L'exercice est risqué: je ne connais évidemment pas les résultats (ce qui influence la perception de la campagne).
Je l'ai déjà écrit, j'ai trouvé cette campagne passionnante.
Un parti politique peut se définir, comme l'a montré Daniel Gaxie (Enjeux Municipaux, PUF 1984) comme un type de relations dans laquelle un ou des agents investissent des capitaux pour recueillir des profits politiques en produisant des biens politiques.
Quels sont ces capitaux mis en oeuvre par les professionnels de la politique ?
- le capital "objectivé" du parti: l'ensemble des manières de dire et de faire qui fait en quelque sorte référence à l'idéologie du parti.
- le capital personnel de l'agent: importé de l'extérieur du parti, ce sont la notoriété personnelle, la possession de ressources administratives, sociales...
A partir de là, il s'agit d'offrir des biens politiques aux électeurs. Pour cela, il faut imposer sa marque, se différencier de ses adversaires.
Les idéologies vont alors servir d'horizon de référence, de base intellectuelle pour prendre position.
L'idéologie détermine la manière de parler et le sens des discours.
Elle possède selon Olivier Reboul (langage et idéologie, PUF 1980) 5 caractéristiques: c'est une pensée partisane, collective, dissimulatrice (à l'égard des faits pouvant lui donner tort), elle se veut rationnelle et au service de la prise du pouvoir (qu'elle légitime).
Essayons d'appliquer ces grilles de lecture aux 3 principaux candidats.
Nicolas Sarkozy a su, depuis 2002, s'imposer comme le candidat légitime à droite. Comment ?
L'UMP est un parti très jeune, il n'a donc pas accumuler des références, un prêt-à-penser immédiatement disponible pour le candidat.
Dès lors, Nicolas Sarkozy est allé rechercher des thématiques traditionnelles de la droite (ordre et propriété) et a pu alors s'affirmer comme un candidat de droite sans complexe (ce qui n'était pas le cas de J.Chirac en 1995 avec le thème de la fracture sociale, ni de Valery Giscard d'Estaing en 1974, plus proche du centre droit.
Il a su proposer une idéologie (au sens d'O.Reboul) qui a donné des références (le travail, l'ordre...), qui a indiqué sa cible (le peuple de France), qui a eu une fonction incitative (la ferveur dans les meetings...). Je rappelle que son début de campagne (octobre, novembre, décembre...) était très mauvais (cf son slogan qui a été abandonné de "rupture tranquille"), mais qu'à partir du mois de Janvier, il a su reprendre la main et imposer son agenda.
Il a également utilisé le procédé consistant non pas à délégitimer un thème utilisé par l'adversaire, mais à s'approprier ce thème tout en lui donnant une réponse différente.
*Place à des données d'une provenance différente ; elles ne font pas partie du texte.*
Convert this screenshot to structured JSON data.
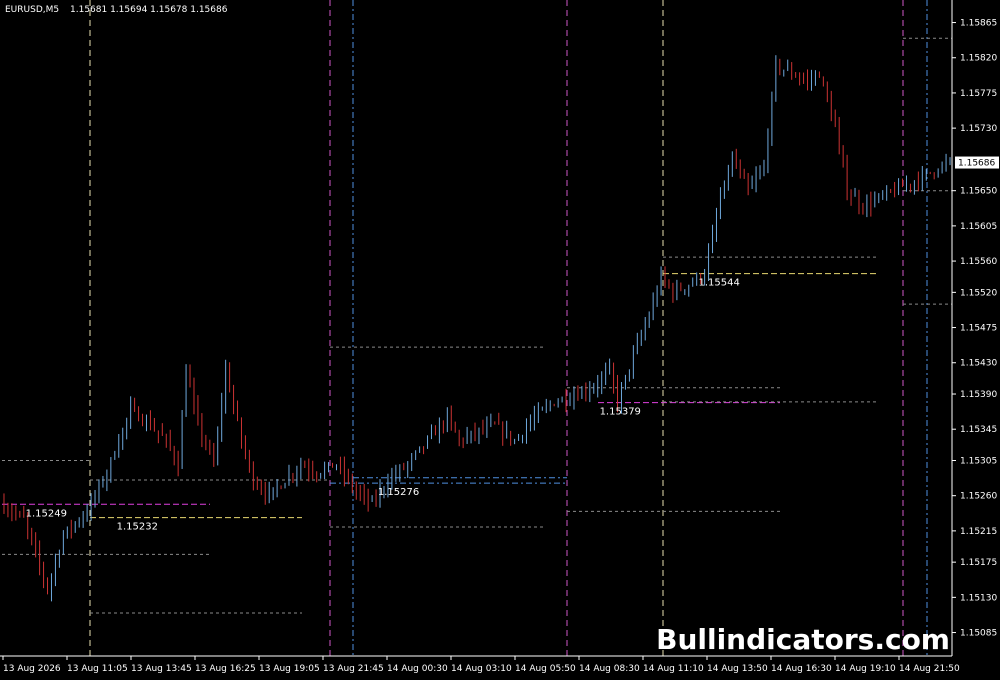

Par exemple, il a su reprendre des thématiques qui sont plutôt celle de la gauche (le travail par exemple) mais en proposant des solutions marquées à droite (il faut travailler plus alors que la gauche a installé les 35 heures).
Cette idéologie a été perçue comme conforme aux intérêts de l'UMP (le pari étant de gagner des électeurs du FN) et aux intérêts externes à l'UMP (proposer un projet de société).
A noter, Nicolas Sarkosy n'a pas vraiment joué la stratégie de l'électeur-médian, puisque sa campagne s'est largement concentrée sur des thèmes de droite.
On aurait pu penser qu'entre-les deux tours, il recherche les électeurs du centre en modifiant quelques unes de ces propositions. Il n'en a rien été, ses derniers discours sont significatifs à cet égard.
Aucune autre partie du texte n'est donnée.